2001 China Team Selection Test, 1

Tags: graph theory , combinatorics , combinatorial geometry

Given seven points on a plane, with no three points collinear. Prove that it is always possible to divide these points into the vertices of a triangle and a convex quadrilateral, with no shared parts between the two shapes.

1990 Tournament Of Towns, (247) 1

Tags: combinatorial geometry , combinatorics

Find the maximum number of parts into which the $Oxy$-plane can be divided by $100$ graphs of different quadratic functions of the form $y = ax^2 + bx + c$. (N.B. Vasiliev, Moscow)

1990 Tournament Of Towns, (279) 4

Tags: geometry , combinatorics , combinatorial geometry

There are $20$ points in the plane and no three of them are collinear.

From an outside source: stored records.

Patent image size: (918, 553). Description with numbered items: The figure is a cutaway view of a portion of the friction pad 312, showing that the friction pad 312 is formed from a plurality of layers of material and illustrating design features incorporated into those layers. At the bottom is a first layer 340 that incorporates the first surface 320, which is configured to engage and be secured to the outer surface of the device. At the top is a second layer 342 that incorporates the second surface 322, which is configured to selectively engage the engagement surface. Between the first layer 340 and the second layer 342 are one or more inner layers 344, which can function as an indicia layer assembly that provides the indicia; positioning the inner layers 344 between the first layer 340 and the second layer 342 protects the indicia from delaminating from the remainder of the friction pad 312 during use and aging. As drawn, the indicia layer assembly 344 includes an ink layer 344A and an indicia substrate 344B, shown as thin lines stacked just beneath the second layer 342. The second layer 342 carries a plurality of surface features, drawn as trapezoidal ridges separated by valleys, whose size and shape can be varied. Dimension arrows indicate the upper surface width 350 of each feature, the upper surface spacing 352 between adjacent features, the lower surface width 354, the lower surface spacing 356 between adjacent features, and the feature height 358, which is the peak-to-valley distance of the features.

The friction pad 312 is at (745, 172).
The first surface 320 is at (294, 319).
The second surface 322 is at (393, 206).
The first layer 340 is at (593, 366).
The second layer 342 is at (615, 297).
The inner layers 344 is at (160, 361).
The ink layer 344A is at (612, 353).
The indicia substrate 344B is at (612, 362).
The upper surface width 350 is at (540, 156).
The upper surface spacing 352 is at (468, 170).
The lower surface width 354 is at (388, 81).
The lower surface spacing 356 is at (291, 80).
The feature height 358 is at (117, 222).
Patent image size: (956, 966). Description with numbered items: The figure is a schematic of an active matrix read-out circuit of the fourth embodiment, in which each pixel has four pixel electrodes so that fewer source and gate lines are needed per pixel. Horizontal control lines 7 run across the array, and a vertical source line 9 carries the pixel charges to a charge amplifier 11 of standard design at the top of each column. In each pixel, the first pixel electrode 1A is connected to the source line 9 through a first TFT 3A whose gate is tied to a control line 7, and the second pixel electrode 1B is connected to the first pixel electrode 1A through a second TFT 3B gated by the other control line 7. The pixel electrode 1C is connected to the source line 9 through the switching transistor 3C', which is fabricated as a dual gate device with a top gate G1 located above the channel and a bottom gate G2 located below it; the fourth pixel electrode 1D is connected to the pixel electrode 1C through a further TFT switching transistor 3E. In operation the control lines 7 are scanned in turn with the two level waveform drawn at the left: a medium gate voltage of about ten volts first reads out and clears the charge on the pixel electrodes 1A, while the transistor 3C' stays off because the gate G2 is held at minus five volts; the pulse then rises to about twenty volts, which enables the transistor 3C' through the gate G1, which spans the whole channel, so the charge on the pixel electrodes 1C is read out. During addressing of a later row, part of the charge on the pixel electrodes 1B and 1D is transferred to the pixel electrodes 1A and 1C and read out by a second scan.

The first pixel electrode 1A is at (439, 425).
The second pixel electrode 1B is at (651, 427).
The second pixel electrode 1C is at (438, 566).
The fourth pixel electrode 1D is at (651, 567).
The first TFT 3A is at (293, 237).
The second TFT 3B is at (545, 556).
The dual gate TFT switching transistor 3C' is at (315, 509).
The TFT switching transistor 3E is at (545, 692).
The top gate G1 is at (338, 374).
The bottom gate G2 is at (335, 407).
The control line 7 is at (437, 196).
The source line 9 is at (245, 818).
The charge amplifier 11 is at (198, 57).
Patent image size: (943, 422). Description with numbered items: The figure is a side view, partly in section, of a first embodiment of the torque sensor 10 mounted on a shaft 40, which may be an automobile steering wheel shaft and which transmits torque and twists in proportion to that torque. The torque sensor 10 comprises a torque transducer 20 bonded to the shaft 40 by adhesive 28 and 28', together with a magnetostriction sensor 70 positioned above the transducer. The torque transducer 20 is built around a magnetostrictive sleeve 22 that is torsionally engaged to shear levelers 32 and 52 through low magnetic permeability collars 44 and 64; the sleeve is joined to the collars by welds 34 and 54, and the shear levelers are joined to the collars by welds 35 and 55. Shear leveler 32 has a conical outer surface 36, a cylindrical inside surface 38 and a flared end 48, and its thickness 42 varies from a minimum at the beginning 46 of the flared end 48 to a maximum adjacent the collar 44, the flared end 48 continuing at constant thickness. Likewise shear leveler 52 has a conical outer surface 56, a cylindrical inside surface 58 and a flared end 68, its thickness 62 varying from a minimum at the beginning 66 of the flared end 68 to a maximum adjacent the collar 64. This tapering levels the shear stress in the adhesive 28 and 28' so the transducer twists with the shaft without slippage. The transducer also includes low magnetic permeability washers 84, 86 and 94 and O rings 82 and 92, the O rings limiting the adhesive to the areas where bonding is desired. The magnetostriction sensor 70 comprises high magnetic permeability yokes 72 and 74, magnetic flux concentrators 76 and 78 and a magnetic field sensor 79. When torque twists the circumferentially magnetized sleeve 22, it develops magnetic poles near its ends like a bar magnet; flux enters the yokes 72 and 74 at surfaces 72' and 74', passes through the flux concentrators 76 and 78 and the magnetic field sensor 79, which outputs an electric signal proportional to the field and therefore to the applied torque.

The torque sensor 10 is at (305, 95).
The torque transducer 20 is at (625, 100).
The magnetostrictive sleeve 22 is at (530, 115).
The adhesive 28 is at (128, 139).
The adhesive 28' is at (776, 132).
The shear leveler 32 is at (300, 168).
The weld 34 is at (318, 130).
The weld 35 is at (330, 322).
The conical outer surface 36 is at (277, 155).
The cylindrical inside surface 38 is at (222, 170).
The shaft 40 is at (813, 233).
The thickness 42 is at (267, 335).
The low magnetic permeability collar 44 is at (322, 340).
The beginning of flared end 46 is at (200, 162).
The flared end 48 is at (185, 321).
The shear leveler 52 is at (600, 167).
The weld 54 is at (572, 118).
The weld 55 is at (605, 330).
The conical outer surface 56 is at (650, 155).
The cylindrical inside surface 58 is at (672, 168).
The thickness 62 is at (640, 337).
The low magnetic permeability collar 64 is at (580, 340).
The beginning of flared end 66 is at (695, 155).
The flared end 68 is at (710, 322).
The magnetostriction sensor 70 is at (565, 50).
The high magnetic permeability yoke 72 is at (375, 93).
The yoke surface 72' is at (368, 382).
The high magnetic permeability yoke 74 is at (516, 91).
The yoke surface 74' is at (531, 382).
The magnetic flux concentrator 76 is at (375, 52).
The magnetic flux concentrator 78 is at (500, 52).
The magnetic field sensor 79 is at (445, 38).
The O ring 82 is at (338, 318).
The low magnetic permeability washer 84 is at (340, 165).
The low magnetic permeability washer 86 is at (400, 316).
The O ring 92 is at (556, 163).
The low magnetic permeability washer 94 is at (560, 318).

Of these points $10$ are red while the other $10$ are blue. Prove that there exists a straight line such that there are $5$ red points and $5$ blue points on either side of this line. (A Kushnirenko, Moscow)

1998 All-Russian Olympiad Regional Round, 9.7

Tags: combinatorics , combinatorial geometry , geometry , regular polygon

Given a billiard in the form of a regular $1998$-gon $A_1A_2...A_{1998}$. A ball was released from the midpoint of side $A_1A_2$, which, reflected therefore from sides $A_2A_3$, $A_3A_4$, . . . , $A_{1998}A_1$ (according to the law, the angle of incidence is equal to the angle of reflection), returned to the starting point. Prove that the trajectory of the ball is a regular $1998$-gon.

2004 Polish MO Finals, 5

Tags: geometry , combinatorial geometry

Find the greatest possible number of lines in space that all pass through a single point and the angle between any two of them is the same.